Répondez S’il Vous Plait

Por Ana Celia Pérez Jiménez

Todos se habían ido, como cuando se pasa el tiempo e ignoras que todo se ha terminado. Las mesas de manteles blancos, las copas con labios, las sillas vacías; aquí hubo algo ¡me digo!, aquí hubo alegría, ¡lo siento!, lo imagino y puedo incluso revivirlo, hay lugares que hablan y momentos que cantan y aquí yo había encontrado uno preservado, ese que mi mente proyectaba con viva luz, con tonos amarillos y luces de colores que adornaban el cuadro. Puede ser que imaginaba, puede ser que sentía, pero me lo había perdido, de nuevo había llegado tarde o quizá pasó todo en un lapsus donde mi embriaguez no me dejó recordarlo y se ha perdido, como tantas cosas en el camino; perdí los rostros, las conversaciones, los saludos, el gusto del abrazo, el baile y los movimientos, los momentos mágicos en que coincides con sonrisas como constelaciones animadas tan llenas de energía.

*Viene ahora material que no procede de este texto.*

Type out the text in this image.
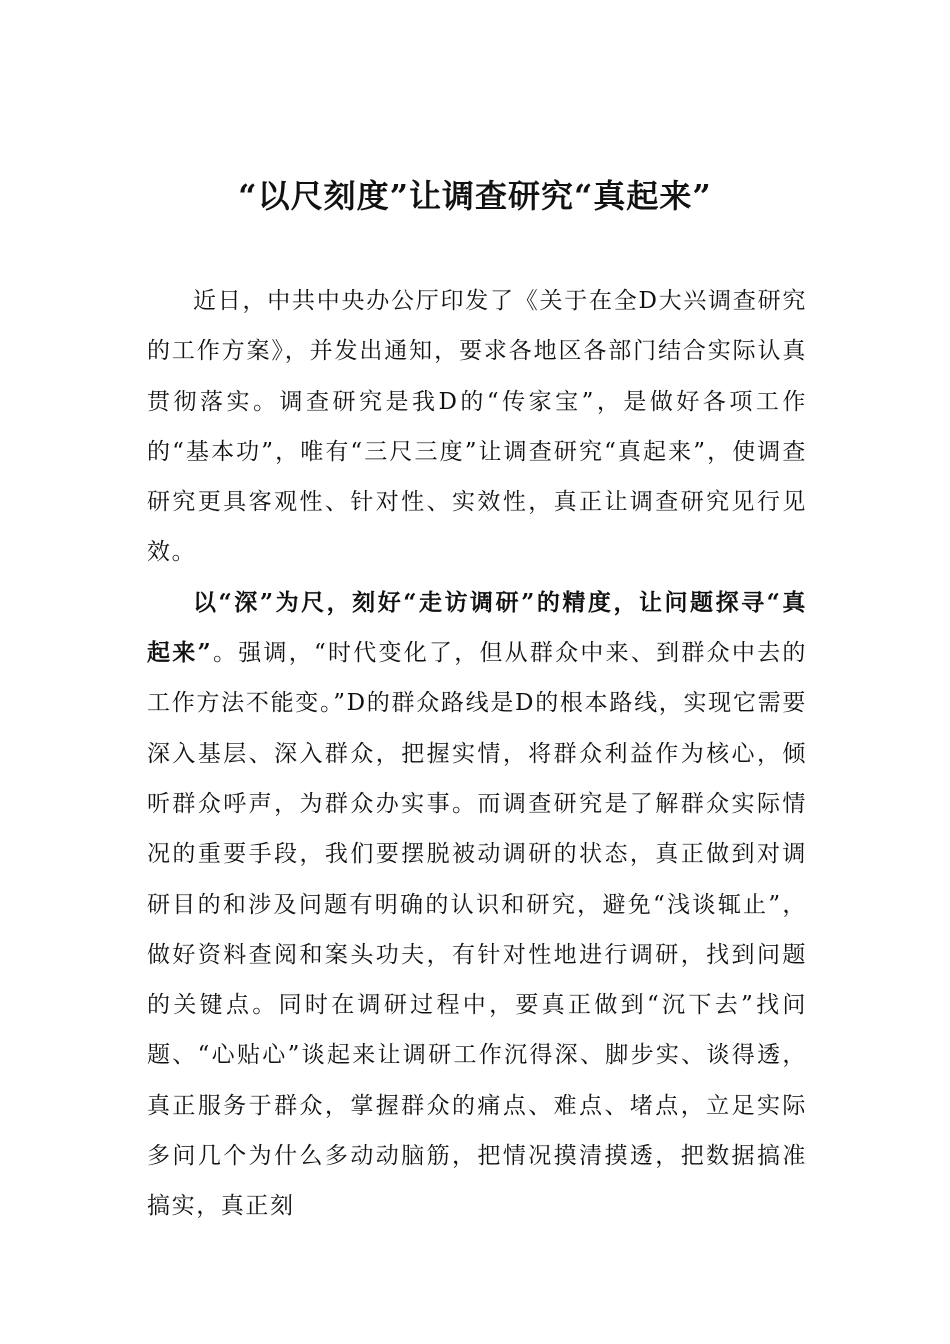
“以尺刻度”让调查研究“真起来”

近日，中共中央办公厅印发了《关于在全D大兴调查研究的工作方案》，并发出通知，要求各地区各部门结合实际认真贯彻落实。调查研究是我D的“传家宝”，是做好各项工作的“基本功”，唯有“三尺三度”让调查研究“真起来”，使调查研究更具客观性、针对性、实效性，真正让调查研究见行见效。

以“深”为尺，刻好“走访调研”的精度，让问题探寻“真起来”。强调，“时代变化了，但从群众中来、到群众中去的工作方法不能变。”D的群众路线是D的根本路线，实现它需要深入基层、深入群众，把握实情，将群众利益作为核心，倾听群众呼声，为群众办实事。而调查研究是了解群众实际情况的重要手段，我们要摆脱被动调研的状态，真正做到对调研目的和涉及问题有明确的认识和研究，避免“浅谈辄止”，做好资料查阅和案头功夫，有针对性地进行调研，找到问题的关键点。同时在调研过程中，要真正做到“沉下去”找问题、“心贴心”谈起来让调研工作沉得深、脚步实、谈得透，真正服务于群众，掌握群众的痛点、难点、堵点，立足实际多问几个为什么多动动脑筋，把情况摸清摸透，把数据搞准搞实，真正刻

Allí yo, con esa rima, con ese dolor de haber perdido un tiempo de mi vida que no sé nunca si me perteneció. Las etiquetas de otros no me venden, nunca he sido buena para ser objeto, me muevo mucho y no sé estar quieta, tampoco soy un regalo y no pienso sorprenden a nadie; tengo duelos que no he sanado y también no me son necesario mencionar, pero sí me gusta saberlo, saber en qué parte de mí existe la batalla, en dónde he triunfado, por qué senderos todavía me espantan, en dónde y con quién puedo ser feliz y por qué esquinas me es necesario acelerar mi andar, no pararme ni siquiera a la respuesta de una petición de cigarro.

Muchos se van, pero yo también me he ido, no reprocho, porque el reproche también es mío. Pocas cosas me son necesarias, pero siempre me soy necesaria cuando soy sincera, cuando estoy alerta, cuando me doy cuenta; necesito la verdad, no a personas, no a rellenos, no a palabras endulzadas, infladas o decoradas, eso quizá lo busque en algún postre a las cuatro de la tarde entre un café y una plática. No busco que me lastimen, el dolor lo encuentro yo sola y esa soledad me hace independiente, dependiente, conquistada y enamorada.

Estoy cada vez más lejos del ejemplo, pero más cerca a ese dentro que me mueve, esa esencia de mi persona, ese punto que todos recuerdan de mí, no siempre para bien, pero nunca he deseado ser el personaje importante en tantas y tantas historias; pero sí quiero pasar por ellas, eso sí me llama, me apetece y quiero, con miedo quizá, borrosa tal vez. Tengo que vivir la vida, tengo que vivir muchas vidas, en una obligación nata, para poder saber a veces sencillamente de que hablo, de que escribo y ¿de qué es esa celebración que tanto me cuentan que me estoy perdiendo?